7. Data Mining for Time Travelers
A paper published recently on scientific preprint repository ArXiv describes an attempt to mine text data from the Internet to hunt for messages that could be evidence of time travelers. The whimsical study looked at appearances of the terms “Comet ISON” and “Pope Francis” on search engines, social media and popular websites on dates before these topics entered broad public awareness. Perhaps unsurprisingly, the researchers did not find any evidence of time travelers.
8. Brazil’s Public Data “Hacker Lab”
The Brazilian legislature passed a resolution last month to create a permanent “hacker lab” in the chamber, offering a freely available space for citizens to work collaboratively with public data. The idea arose from a week-long hackathon held by the legislature in November, which was widely attended by government officials, including the legislature’s president. The resolution comes amid a broad push for open data in the South American nation, which also recently launched the open data visualization tool DataViva.
9. USDA Spearheads Data-Driven Hunt for Pests
The U.S. Department of Agriculture (USDA) is moving toward a data-driven approach to combatting pests and disease in agricultural products. The USDA’s Animal and Plant Inspection Service manages and promotes access to the massive amounts of historical and newly-collected data from agricultural inspections. Officials working on the initiative hope to save billions in lost agricultural revenue from pests, such as the prolific Asian Longhorned Beetle.

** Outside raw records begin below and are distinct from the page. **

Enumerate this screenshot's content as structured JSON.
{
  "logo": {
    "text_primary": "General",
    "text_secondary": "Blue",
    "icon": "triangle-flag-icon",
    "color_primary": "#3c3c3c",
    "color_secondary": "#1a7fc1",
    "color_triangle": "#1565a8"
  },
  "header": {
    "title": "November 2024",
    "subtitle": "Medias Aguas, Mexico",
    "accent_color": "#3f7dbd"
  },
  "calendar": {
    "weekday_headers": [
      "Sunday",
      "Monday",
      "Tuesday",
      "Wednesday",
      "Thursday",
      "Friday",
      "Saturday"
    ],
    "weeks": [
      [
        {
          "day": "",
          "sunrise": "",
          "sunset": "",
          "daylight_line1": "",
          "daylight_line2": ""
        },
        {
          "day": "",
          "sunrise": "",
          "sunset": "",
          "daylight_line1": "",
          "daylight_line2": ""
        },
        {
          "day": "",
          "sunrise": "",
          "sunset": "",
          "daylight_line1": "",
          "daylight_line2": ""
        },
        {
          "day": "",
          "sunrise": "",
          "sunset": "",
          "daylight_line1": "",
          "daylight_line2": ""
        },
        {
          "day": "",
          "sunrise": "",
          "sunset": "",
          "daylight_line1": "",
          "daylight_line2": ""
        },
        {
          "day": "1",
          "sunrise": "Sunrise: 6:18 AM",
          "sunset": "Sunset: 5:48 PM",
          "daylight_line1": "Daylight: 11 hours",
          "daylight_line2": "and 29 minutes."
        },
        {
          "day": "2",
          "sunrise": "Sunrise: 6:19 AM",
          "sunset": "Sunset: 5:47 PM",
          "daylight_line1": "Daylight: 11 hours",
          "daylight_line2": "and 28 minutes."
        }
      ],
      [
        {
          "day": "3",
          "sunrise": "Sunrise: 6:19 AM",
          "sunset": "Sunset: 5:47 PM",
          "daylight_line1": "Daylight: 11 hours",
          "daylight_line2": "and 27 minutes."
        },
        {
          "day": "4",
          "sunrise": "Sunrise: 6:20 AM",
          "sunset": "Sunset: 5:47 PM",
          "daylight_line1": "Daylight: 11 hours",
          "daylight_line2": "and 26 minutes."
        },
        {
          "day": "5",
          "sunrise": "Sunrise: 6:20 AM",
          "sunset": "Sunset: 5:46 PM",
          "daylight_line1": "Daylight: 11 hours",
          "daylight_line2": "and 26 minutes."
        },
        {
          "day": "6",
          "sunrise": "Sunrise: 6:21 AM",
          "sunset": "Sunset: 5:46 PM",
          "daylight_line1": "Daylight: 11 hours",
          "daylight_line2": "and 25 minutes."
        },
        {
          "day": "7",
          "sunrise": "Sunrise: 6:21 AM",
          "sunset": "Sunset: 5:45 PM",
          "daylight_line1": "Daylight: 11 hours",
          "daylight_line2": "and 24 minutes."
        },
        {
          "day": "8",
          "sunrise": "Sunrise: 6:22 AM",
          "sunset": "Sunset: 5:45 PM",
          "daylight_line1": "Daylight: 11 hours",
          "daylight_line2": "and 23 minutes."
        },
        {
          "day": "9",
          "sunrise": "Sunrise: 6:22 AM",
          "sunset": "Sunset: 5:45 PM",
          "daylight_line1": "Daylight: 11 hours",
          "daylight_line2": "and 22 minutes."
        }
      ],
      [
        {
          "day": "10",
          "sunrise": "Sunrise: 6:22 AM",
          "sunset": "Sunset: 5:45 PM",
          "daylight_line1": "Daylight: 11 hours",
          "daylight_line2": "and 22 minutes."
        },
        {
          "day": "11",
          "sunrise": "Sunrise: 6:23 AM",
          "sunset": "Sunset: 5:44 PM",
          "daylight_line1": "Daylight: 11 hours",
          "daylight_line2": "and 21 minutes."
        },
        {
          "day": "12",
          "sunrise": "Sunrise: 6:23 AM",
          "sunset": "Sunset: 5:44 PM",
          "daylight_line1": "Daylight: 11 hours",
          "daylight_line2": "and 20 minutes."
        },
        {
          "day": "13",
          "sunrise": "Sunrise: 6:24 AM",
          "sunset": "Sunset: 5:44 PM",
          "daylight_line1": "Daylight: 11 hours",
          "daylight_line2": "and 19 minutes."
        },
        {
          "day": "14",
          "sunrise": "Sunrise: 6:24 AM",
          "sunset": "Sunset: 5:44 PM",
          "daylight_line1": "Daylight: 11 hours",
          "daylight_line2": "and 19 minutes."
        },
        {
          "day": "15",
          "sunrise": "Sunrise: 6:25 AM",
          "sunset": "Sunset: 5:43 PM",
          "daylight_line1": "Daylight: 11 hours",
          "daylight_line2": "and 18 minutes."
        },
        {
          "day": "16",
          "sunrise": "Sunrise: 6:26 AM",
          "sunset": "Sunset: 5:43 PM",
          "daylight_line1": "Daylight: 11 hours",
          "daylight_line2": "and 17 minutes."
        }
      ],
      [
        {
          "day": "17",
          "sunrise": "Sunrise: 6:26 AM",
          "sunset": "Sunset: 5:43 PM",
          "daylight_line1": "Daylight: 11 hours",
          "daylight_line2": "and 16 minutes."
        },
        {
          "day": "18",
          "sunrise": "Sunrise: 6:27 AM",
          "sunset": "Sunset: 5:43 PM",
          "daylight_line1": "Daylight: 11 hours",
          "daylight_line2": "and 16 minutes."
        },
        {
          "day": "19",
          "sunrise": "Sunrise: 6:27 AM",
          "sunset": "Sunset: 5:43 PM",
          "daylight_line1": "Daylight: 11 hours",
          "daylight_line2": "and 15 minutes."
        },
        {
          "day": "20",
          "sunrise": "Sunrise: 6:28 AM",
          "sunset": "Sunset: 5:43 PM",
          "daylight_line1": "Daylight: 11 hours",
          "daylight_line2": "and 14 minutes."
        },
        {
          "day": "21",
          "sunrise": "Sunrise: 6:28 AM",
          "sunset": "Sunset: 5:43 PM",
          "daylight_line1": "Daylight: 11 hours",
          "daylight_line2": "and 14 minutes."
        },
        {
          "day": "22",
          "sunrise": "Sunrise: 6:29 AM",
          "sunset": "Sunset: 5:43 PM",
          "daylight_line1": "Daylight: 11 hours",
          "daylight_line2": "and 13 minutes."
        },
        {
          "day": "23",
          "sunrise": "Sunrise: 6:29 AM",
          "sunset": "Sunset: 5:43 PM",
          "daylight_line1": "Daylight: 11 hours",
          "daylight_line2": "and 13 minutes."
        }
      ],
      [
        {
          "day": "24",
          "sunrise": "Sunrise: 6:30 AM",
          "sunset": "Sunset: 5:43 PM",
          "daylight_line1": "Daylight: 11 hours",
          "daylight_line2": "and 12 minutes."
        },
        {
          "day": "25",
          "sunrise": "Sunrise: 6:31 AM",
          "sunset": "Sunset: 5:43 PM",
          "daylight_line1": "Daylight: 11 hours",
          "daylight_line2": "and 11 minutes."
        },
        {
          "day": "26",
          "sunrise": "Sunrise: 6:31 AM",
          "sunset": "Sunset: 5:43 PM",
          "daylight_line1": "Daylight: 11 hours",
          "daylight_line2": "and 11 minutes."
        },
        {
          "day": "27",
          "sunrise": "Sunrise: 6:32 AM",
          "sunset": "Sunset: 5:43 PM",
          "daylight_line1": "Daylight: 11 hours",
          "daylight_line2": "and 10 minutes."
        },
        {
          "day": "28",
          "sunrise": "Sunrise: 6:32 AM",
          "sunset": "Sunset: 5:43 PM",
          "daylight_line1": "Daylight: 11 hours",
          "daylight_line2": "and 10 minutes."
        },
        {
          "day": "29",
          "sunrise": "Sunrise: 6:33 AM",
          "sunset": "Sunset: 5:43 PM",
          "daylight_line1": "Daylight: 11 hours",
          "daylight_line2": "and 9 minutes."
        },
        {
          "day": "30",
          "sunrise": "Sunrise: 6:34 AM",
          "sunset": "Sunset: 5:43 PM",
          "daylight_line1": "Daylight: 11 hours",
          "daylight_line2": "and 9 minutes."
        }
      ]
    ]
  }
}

10. How Lawyers Can Benefit From Data Science
The legal profession has been disrupted by the global financial crisis and waning demand for recent law school graduates, but there is a variety of measures lawyers can take to automate, quantify and deploy data analysis to make their jobs easier. Using text mining and semantic analysis, for example, can accelerate the process of e-discovery. Moreover, there are a number of automated web scraping tools that can help lawyers extract data from websites and visualize it.